Collectors who ordered Kirby from Good Smile Company's online store will have also been treated to a bonus Maxim Tomato accessory, which pegs into the hand in a similar way to the wand.

But of course what would a Kirby figure be without some power-ups to go with him as well? Included with this release are the necessary parts for both the Sword and Fire copy abilities, which consist of both the hat and a weapon/effect part for each. The magnets for the hats feel a little weaker than the ones that hold the limbs in place, but they still do the job well enough and hold them in place. Just like the wand the sword plugs into the alternate hand, while the fireball effect part comes with its own smaller articulated stand to hold it in place just in front of the figure's mouth. As fantastic as the Sword pieces look, the Fire pieces really steal the show with their beautiful red and orange paint jobs. 

What is about to follow might sound like exaggeration or hyperbole, but Nendoroid Kirby is quite possibly the most perfect figure I've ever handled.
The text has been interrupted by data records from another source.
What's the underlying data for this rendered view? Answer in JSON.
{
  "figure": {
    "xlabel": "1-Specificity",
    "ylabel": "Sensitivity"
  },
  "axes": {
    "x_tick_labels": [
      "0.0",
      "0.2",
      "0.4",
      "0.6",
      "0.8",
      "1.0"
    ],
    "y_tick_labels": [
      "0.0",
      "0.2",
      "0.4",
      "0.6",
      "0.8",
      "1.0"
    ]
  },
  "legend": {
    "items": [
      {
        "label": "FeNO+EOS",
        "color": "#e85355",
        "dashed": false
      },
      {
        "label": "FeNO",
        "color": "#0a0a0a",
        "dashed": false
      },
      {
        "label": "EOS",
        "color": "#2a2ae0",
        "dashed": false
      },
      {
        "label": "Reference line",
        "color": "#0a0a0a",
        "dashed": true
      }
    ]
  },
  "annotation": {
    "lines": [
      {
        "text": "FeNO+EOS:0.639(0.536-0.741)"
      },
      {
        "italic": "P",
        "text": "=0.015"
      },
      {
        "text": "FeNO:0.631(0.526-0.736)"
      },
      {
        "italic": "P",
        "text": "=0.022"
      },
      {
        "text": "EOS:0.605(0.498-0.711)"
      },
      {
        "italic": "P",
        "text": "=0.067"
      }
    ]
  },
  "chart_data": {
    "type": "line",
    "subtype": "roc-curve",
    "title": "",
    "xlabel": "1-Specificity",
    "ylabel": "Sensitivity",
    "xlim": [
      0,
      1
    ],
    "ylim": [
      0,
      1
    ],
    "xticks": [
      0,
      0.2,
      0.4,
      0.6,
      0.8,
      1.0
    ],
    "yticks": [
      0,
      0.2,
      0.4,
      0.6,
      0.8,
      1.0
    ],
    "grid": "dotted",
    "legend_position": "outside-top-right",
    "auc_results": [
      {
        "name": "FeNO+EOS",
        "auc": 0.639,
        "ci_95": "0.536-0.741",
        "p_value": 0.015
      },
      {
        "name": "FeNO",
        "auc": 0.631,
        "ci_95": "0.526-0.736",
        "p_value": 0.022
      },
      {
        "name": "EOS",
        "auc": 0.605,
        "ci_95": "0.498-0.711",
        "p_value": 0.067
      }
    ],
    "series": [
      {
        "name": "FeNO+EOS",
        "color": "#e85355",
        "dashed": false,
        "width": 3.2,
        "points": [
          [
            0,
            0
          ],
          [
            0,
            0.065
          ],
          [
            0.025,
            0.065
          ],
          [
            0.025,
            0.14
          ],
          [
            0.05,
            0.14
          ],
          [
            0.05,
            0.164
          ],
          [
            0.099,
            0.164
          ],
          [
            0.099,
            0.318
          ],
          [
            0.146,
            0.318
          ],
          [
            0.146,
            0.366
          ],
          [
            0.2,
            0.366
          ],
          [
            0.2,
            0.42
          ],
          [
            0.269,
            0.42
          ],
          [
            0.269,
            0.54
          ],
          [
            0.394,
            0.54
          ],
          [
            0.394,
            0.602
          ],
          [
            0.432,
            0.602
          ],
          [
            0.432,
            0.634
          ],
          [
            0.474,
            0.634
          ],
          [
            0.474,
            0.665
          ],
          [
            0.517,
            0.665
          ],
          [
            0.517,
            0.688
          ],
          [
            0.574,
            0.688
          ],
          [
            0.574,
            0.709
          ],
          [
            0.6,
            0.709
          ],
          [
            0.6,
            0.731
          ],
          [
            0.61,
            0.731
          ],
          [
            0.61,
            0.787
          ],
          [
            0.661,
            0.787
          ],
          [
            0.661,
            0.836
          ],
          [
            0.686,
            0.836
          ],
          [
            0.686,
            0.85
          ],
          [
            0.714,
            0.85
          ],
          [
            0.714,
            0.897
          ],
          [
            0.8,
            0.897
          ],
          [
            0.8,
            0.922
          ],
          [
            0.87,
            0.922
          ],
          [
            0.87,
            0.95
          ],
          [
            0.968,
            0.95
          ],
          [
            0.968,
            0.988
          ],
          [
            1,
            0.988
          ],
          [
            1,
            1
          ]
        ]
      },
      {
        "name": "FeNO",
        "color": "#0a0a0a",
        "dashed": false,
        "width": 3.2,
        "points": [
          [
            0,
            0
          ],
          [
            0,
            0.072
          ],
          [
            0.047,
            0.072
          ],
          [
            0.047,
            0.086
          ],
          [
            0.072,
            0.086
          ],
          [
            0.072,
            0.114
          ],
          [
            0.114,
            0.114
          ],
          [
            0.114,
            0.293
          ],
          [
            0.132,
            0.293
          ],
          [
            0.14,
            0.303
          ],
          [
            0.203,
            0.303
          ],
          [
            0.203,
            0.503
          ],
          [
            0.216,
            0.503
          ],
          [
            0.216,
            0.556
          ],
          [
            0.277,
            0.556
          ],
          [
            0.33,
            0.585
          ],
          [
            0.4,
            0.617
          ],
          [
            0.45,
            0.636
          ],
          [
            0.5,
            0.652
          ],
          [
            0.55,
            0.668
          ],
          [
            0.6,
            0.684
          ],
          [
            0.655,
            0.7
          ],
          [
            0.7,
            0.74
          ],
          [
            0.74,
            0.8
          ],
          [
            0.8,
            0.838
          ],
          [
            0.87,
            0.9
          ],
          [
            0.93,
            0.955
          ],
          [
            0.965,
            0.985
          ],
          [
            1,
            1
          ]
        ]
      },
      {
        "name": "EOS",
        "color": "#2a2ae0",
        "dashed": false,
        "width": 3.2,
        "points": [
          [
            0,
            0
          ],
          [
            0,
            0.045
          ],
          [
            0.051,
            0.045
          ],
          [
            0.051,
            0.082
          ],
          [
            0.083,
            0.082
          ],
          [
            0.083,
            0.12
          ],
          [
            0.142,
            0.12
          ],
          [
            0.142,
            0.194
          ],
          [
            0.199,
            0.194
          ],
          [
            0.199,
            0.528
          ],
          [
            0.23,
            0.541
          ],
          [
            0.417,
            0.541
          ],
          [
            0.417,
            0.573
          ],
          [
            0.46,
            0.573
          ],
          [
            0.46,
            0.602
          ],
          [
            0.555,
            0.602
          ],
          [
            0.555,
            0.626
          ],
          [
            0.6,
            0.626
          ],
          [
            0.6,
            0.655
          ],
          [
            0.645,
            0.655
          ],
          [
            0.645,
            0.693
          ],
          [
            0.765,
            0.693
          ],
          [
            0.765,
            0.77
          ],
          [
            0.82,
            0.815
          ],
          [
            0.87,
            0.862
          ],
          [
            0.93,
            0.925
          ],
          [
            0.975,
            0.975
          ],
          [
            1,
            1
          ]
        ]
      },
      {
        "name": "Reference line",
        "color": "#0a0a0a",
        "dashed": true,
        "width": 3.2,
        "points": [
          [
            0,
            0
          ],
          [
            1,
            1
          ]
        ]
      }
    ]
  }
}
That isn't to say it's necessarily the best figure I have or even my favourite one, but everything about it - from the sculpt, engineering and accessory count, is perfect. The use of a magnet-based system for accurate articulation wasn't just a genius idea on Good Smile's part, it was perfectly executed and I fail to see how they or any other company could potentially improve upon it. If you're a fan of the Kirby franchise, a Super Smash Bros. player, a general Nintendo fan or even just an avid Nendoroid collector this is one figure that shouldn't be missed out on. It truly is a masterpiece.

Nendoroid Kirby has already proved so popular that a reissue has already been announced for June 2016, so if you missed out on one the first time around be sure to get your preorder in now to avoid disappointment. Meanwhile a Nendoroid Meta Knight figure was also announced at this year's Winter Wonderfest, and while that may not be getting a confirmed release date anytime soon it'll be exciting to see the line apply that same brilliance displayed here once again.